Not conforming to the standards is a big risk. When you’re releasing music that doesn’t fit into the friendly defined genres that already exist, some tend to cast you aside and put you in the ‘do not play’ bin. Today’s featured act has created their own sound, blending styles from all across the board, and found their own success.
Ben Goldwasser and Andrew VanWyngarden were attending Wesleyan University in Connecticut during the early 2000s. They met and became friends and started exploring each other’s musical catalogs—showing each other what they liked. That turned into experimenting with sounds of their own, and they settled on what they called noise rock combined with electronica. This psychedelic pop vibe would later become their signature.
In 2002, they attended the Bonnaroo music festival as fans, hoping for inspiration. They found it. The duo started a band called The Management and created two demos.
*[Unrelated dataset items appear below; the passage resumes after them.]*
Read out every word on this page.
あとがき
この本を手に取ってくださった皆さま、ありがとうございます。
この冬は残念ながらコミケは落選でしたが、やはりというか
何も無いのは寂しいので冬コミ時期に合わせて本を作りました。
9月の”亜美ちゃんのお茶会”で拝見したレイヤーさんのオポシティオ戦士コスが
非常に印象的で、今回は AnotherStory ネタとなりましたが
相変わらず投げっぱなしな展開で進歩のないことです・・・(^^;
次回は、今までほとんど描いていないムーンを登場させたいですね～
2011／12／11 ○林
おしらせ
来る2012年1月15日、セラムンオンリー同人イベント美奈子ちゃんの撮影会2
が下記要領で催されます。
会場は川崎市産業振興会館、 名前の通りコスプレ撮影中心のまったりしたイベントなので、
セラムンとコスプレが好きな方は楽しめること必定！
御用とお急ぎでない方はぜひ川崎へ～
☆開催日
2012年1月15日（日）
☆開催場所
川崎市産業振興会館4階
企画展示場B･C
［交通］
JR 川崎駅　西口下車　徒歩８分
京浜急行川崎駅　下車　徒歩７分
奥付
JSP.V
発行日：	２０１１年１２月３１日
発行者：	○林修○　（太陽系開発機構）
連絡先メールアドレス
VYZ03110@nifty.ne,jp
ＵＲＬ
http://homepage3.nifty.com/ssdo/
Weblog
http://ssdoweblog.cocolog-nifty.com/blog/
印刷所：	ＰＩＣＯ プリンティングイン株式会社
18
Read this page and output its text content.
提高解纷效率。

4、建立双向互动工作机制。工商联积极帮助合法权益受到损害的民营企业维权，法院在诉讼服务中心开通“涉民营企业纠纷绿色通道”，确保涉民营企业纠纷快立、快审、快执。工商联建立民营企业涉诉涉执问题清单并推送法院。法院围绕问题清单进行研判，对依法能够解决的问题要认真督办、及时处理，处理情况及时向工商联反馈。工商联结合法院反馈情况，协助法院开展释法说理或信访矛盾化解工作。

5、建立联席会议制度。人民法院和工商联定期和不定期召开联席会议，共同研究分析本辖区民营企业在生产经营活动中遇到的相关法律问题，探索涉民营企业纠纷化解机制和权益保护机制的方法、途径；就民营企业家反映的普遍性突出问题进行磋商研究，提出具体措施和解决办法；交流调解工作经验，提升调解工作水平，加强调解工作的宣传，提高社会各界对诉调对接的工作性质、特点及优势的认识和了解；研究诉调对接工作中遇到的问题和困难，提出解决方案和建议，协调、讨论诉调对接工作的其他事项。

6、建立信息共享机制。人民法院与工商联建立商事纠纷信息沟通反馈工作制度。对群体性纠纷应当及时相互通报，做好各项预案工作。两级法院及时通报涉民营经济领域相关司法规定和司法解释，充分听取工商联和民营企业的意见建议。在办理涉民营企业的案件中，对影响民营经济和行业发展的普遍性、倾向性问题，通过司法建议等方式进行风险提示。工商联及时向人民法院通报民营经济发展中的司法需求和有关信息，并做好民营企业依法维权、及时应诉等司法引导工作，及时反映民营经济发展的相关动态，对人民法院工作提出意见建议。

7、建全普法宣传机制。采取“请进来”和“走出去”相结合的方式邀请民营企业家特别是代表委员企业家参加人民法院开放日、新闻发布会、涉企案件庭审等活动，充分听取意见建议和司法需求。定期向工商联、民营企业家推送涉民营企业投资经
They found out that band name was already taken, so they abbreviated it to simply MGMT. Goldwasser and VanWyngarden did a unique thing and actually stayed in school and finished in 2005, only devoting all their attention to music when they were done. They’d drop their first EP in late 2005, hoping to land that record deal.
In fall of 2006, Columbia Records contacted them expressing interest—which the duo initially thought was a prank. It wasn’t, and they hit the studios in early 2007. MGMT’s debut album Oracular Spectacular dropped in October of that year. To promote it, they gave away a single inside a magazine in Sweden, which could be picked in stores throughout the country. After the album release, they toured Europe before coming back to the states.
Critically, the album was a success. Reviewers loved the catchy pop nature of the songs, but praised the sincerity of the record, as it was clear the band wasn’t putting out an album only to make money. It was noted it had the feel of a college-dorm experiment that happened to hit the jackpot. Sales were fairly slow, never generating more than 17,000 units in a given week. However, from January of 2008 through April of 2010, it would sell at minimum 2,000 each week. Slow and steady wins the race, as they say. It currently sits around 4 million copies sold worldwide, with it hitting Gold status in the USA.
Because this feels so unique, I think it’s hard the first time you hear it to really make a judgment call. As you pick it up, set it down, think about it, and put it on again—it starts to come together. You find yourself singing along to tracks that you wonder, “where did I hear that song again?” While you’d say it’s a pop album, it’s beyond that in so many facets. It’s got a couple beaty dance tracks—and almost listens like an indie rock album in spots.
In 2012, Rolling Stone ranked the album at number 494 in the 500 greatest of all-time list. That may not seem like a big deal, but the album never hit the mainstream to the extent to get that sort of praise. It wasn’t really nominated for any huge awards, and while it spawned three incredibly solid singles, each one was almost a genre of its own. Because of that, it’s hard to find stations on broadcast radio or satellite that can cater to that diversity.
After releasing four albums through 2018, they decided to go independent and create their own label. Dropping singles since that debut, a new album appears to be forthcoming in the near future. Until then, blow the dust off Oracular Spectacular and give it another round today. I think you’ll be surprised how captivating it is, and if you’re like me, once it’s done, you’ll toss it back on for a second round. Happy Tuesday!